Add your own Google account as a test user on the OAuth consent
screen, then run the InstalledAppFlow once to get a refresh token. (The
youtube-analytics
skill has the exact one-liner.) Store the refresh token; it's long-lived.
4. Drop the secrets into .env
YOUTUBE_API_KEY=AIza...
YT_CLIENT_ID=...apps.googleusercontent.com
YT_CLIENT_SECRET=GOCSPX-...
YT_REFRESH_TOKEN=1//0g...
YT_CHANNEL_HANDLE=@yourhandle
5. Add the cron entry
0 */6 * * * /usr/bin/php /opt/apps/homepage/bin/refresh-youtube.php \
>> /var/log/youtube-refresh.log 2>&1
That's it. First run pulls everything, writes the schema, snapshots the channel state. Every subsequent run upserts new values and diffs against the previous snapshot to populate the activity feed.
Why bother — what's this actually good for?
Two payoffs. The first is behavioural: by refreshing on cron instead of on every page load, the page can't reward compulsive checking. I look at /youtube once a day at most — the numbers will be the same on the next visit five minutes later, so there's no point. The dopamine loop quietly dies.
The second is the more interesting one. The data now lives in a file I
control — tuanphung.sqlite — instead of behind Google's login.
That makes it readable by any agent I want to point at it: Claude,
OpenCode, a local Hermes-style model, whatever I switch to next. Pointing
a new tool at the channel is one sqlite3 open call, not a
fresh OAuth dance and 17 API integrations.
Concretely, with the DB sitting locally I can ask things Studio's UI can't answer:
- "Which Shorts looped most often last month, and what do their hooks have in common?"
- "My traffic mix shifted toward Suggested over the last 30 days — which videos drove it?"
- "Compare my retention curves on tutorials vs. opinion videos and tell me where viewers drop."
- "Draft three thumbnail concepts for next week's upload based on what's worked for similar topics on my channel."
None of this is hard once the data is local. Studio's UI is built for humans reading dashboards; SQLite is built for anything that can write a query. The analytics page is just the most visible consumer — the schema is the actual product. If I later ask Claude to wire a Slack bot, a weekly email summary, or a "post-mortem after every upload" agent, none of them have to re-implement the OAuth + 17 API calls. They read SQLite.
What I learned about working this way
The interesting part was not the PHP. It's that I never had to read the
Analytics API docs. I described what I wanted on the page; Claude knew which
dimensions= and metrics= combinations return that.

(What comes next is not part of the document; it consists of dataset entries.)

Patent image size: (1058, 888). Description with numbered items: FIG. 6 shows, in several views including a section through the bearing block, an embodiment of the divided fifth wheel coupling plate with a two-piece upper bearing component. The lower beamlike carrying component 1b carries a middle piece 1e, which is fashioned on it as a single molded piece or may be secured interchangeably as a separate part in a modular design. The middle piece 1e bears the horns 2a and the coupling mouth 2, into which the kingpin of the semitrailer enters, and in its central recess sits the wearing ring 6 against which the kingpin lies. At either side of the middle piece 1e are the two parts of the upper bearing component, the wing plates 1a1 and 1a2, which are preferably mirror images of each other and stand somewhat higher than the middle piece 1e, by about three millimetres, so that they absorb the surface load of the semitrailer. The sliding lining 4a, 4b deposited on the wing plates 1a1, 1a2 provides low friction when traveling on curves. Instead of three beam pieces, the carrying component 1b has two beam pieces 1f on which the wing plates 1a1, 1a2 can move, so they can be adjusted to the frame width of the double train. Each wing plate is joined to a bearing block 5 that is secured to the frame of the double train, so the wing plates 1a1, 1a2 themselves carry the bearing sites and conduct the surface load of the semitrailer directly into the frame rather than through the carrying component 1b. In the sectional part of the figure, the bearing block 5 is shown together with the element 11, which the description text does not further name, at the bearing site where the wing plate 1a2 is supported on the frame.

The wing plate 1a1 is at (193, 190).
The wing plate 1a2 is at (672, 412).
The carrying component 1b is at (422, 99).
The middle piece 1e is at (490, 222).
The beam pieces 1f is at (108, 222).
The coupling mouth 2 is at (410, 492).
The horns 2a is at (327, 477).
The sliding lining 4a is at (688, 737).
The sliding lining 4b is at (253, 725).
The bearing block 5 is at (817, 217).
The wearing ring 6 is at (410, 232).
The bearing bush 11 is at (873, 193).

When a query hit the "below minimum reporting threshold" 400 error, Claude added
a graceful fallback without being asked — because the same skill that scored
the channel also knew that small channels return 400 on
impressionClickThroughRate.
The schema, the upserts, the change-diff logic, the CSS for the bars — all of it came out of one specification and a few rounds of me saying "show me the page, that number looks wrong." Total wall time: an evening. Total LOC: ~1,200 across the fetcher and renderer. Total external dependencies: zero.